Background

Pipefish, seahorses, and seadragons (Syngnathidae) are teleost fish that occur in tropical, subtropical, and temperate environments around the world [1]. To date approximately 300 extant species are known [2], most of which live in near-shore marine habitats, although some species live in the open sea or in brackish or fresh-water [1]. Increased interest in the biology of these fish in recent years has led to the development of syngnathids as model organisms for studies in evolution, ecology, and conservation biology [3], with particular attention being directed towards their extraordinary reproductive biology.

Common to all syngnathids is a unique reproductive system known as male pregnancy [4]. At the end of species-specific courtship dances [5] females transfer oocytes to specialised brooding structures located on the ventral side of either the trunk (Gastrophori) or the tail (Urophori) of the males’ body. These structures vary considerably between species, ranging from open brooding areas (Nerophinae) to marsupia with protective pouch flaps (Syngnathinae) to sealed pouches (Hippocampinae) [6, 7]. In all species, males brood fertilised eggs for extended periods and release independent and free-swimming offspring (e.g. [811]).

Embryonic and larval development have been described for a number of syngnathid species including pipefish [10, 1215], seahorses [9, 11, 12, 16], and seadragons [17]. However, to date no attempt has been made to standardise early developmental processes for all members of the family.

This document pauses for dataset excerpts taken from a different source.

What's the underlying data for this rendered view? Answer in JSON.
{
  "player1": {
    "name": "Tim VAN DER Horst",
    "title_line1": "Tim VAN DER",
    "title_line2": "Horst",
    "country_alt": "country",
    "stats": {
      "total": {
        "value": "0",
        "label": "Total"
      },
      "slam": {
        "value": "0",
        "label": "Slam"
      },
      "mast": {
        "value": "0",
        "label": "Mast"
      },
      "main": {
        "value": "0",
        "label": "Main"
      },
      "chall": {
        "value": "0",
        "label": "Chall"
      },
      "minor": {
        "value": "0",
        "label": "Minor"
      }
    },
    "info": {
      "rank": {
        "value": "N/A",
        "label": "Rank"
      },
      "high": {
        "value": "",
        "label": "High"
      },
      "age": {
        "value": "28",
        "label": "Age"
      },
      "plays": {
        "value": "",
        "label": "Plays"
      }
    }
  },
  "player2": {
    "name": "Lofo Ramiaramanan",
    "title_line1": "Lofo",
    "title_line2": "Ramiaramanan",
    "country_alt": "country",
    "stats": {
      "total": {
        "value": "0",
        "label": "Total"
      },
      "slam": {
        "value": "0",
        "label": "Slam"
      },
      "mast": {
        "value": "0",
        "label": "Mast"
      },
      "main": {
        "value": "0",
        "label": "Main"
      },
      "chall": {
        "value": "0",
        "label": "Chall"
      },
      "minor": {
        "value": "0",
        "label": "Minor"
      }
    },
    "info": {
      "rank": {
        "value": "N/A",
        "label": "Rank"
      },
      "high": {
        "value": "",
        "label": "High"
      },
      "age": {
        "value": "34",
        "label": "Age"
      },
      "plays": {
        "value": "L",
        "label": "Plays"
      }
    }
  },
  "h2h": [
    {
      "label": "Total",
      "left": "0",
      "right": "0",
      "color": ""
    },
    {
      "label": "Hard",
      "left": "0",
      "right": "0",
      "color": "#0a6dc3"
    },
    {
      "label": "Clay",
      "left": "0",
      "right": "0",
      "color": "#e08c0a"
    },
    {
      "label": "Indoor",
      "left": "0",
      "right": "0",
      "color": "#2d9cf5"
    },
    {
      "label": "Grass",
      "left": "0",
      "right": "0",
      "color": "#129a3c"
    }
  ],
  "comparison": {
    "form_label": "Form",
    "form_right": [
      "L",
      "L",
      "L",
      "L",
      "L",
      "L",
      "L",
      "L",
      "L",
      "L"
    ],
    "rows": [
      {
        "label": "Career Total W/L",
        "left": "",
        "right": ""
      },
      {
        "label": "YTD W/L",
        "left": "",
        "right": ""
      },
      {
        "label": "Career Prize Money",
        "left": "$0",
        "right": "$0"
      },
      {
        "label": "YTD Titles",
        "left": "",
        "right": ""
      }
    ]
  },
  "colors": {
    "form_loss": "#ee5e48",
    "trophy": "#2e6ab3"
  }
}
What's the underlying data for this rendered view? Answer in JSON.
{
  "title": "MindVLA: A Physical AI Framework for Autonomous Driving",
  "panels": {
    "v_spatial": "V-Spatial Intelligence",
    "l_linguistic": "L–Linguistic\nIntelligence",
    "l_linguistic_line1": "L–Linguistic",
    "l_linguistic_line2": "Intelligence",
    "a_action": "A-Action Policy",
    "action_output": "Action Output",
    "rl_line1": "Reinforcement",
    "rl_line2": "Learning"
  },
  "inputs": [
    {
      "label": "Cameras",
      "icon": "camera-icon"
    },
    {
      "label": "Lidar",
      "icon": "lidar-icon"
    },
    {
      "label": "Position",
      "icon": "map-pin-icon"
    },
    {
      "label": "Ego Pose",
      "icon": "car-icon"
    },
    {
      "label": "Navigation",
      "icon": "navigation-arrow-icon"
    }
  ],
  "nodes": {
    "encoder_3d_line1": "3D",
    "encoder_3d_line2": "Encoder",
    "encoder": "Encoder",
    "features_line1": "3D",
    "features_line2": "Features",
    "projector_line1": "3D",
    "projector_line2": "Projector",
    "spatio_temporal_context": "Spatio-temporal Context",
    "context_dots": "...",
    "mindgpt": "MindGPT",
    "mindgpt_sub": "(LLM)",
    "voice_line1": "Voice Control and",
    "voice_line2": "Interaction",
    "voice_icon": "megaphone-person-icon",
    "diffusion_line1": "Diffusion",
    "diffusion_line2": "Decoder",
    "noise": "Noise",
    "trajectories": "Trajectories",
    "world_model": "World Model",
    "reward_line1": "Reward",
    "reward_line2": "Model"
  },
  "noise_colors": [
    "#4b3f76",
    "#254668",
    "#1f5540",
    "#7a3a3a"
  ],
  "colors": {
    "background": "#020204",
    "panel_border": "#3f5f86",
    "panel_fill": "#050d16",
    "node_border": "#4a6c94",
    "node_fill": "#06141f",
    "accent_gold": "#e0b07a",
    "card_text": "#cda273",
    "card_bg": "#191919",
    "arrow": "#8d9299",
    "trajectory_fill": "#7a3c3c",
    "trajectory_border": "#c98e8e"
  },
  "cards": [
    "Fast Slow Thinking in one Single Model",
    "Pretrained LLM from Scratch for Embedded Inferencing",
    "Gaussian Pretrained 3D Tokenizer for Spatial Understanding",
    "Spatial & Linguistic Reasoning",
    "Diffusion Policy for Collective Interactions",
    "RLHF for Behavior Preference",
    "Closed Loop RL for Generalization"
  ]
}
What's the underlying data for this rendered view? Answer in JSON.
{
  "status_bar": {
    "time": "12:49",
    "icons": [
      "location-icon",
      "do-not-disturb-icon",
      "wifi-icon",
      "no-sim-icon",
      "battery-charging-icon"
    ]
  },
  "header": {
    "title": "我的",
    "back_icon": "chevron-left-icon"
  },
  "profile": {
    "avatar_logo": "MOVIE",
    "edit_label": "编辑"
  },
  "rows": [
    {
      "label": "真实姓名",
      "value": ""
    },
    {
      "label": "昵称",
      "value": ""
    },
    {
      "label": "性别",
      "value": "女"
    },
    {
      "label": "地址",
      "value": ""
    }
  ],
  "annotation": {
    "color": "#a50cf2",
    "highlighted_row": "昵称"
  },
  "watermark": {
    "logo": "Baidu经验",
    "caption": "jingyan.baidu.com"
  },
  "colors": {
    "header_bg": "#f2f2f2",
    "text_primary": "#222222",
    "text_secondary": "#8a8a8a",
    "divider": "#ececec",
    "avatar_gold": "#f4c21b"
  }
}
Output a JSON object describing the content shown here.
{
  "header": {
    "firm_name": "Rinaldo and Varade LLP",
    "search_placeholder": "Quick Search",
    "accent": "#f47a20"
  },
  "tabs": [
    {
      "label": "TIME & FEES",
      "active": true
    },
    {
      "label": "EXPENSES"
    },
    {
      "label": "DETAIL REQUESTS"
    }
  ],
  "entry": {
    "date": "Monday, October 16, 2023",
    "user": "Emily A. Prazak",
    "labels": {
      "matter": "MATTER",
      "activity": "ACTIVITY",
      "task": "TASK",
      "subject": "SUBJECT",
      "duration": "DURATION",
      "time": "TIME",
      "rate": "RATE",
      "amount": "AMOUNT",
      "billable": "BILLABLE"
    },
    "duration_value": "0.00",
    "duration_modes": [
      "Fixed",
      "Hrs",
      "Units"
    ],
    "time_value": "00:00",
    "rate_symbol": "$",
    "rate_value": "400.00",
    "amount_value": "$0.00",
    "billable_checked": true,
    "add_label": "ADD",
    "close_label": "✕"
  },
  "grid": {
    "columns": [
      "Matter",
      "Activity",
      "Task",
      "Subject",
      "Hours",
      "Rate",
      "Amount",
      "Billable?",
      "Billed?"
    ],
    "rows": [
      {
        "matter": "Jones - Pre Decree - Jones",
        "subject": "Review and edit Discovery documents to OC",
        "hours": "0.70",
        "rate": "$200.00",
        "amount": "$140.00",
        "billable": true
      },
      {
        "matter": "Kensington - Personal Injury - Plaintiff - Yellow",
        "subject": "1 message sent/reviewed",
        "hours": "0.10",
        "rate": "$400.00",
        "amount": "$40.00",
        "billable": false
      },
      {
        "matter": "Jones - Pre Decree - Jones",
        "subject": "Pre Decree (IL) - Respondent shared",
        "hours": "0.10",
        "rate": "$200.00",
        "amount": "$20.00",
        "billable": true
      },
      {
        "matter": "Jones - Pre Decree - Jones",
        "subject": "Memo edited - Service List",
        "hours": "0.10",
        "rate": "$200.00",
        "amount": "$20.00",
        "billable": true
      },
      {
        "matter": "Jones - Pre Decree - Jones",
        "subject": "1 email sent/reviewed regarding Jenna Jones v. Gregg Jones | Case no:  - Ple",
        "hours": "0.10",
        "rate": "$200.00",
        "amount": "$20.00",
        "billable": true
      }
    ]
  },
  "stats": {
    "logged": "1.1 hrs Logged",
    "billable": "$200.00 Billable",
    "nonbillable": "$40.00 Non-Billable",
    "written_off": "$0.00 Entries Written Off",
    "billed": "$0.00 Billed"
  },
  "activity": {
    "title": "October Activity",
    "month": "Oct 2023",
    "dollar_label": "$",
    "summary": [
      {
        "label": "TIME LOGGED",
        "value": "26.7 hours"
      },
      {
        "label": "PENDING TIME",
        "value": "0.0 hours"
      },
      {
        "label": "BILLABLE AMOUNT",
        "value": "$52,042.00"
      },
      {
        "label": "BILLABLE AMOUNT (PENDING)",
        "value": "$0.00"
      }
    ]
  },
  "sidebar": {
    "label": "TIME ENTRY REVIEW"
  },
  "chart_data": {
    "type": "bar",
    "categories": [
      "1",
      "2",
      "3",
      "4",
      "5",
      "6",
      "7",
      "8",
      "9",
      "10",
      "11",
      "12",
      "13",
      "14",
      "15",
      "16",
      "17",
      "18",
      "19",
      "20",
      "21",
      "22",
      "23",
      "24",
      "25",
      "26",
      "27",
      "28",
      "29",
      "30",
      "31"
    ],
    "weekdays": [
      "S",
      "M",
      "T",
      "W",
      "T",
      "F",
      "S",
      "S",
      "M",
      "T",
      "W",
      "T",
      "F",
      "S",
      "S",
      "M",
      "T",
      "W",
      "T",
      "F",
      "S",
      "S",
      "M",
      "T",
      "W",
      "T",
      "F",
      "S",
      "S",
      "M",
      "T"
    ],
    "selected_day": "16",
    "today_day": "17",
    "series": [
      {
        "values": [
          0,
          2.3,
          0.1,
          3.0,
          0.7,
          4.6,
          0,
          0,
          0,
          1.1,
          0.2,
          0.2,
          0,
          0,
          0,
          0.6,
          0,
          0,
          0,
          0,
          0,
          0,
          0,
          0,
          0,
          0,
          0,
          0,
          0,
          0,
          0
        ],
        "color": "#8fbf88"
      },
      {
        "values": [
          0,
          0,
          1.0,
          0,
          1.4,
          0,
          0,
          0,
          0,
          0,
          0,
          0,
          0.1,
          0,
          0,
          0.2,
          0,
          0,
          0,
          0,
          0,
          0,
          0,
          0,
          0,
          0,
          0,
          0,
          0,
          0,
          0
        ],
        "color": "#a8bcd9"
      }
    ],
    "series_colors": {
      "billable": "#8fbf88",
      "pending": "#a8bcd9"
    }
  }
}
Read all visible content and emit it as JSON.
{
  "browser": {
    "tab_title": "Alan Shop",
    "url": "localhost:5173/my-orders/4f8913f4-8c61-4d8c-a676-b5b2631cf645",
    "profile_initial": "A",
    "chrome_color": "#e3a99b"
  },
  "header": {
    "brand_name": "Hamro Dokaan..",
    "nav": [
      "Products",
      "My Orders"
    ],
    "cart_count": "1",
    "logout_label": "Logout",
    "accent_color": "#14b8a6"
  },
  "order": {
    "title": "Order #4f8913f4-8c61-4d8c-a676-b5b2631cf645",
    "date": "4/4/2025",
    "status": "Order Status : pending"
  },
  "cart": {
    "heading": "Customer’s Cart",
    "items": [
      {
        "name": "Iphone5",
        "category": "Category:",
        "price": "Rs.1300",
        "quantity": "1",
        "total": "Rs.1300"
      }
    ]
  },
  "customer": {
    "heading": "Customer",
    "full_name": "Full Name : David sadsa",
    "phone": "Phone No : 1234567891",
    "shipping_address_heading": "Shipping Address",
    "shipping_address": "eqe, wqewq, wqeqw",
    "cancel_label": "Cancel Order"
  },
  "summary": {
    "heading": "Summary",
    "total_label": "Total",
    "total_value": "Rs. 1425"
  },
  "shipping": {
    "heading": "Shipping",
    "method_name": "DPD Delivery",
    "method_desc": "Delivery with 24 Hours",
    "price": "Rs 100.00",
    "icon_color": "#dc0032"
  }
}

Given the number of comparative studies on syngnathid reproductive biology (e.g. [1824]), and in view of the growing scientific interest in these fish, such a standardisation is essential for cross-species comparisons. In the present account, we describe common features in the development of syngnathids, reviewing available data (lit. cit. above) and examining staged specimens of the straight-nosed pipefish Nerophis ophidion (a trunk-brooding species with an open marsupium), the black-striped pipefish Syngnathus abaster (a tail-brooding species with fused pouch flaps), and the potbellied seahorse Hippocampus abdominalis (a tail-brooding species with a sealed pouch) [6].

Results

We distinguish four developmental periods in early syngnathid development composed of 11 stages (Figures 1, 2, 3, 4), characterised by the appearance (or disappearance, in the case of the yolk sac) of external morphological traits. Naturally, these stages are not specific time points, but rather reflect discrete periods that subdivide continuous development into a sequence of distinct units (cp. [25]). Our description starts with the activation of the egg and ends upon the release of free-living juveniles.

Figure 1
figure 1

Early embryogenesis. Descriptions of the four stages of the early-embryogenesis period, along with examples for each stage. (A) Animal-pole view of a zygote of N. ophidion ca. 45 min after mating. (B) Animal-pole view of a N. ophidion blastula during early cleavages. (C) Embryonic-shield stage in N. ophidion; the white circle represents the germ ring. (D) Primitive-streak embryo of S. abaster (dechorionated). Scale bars are 0.5 mm.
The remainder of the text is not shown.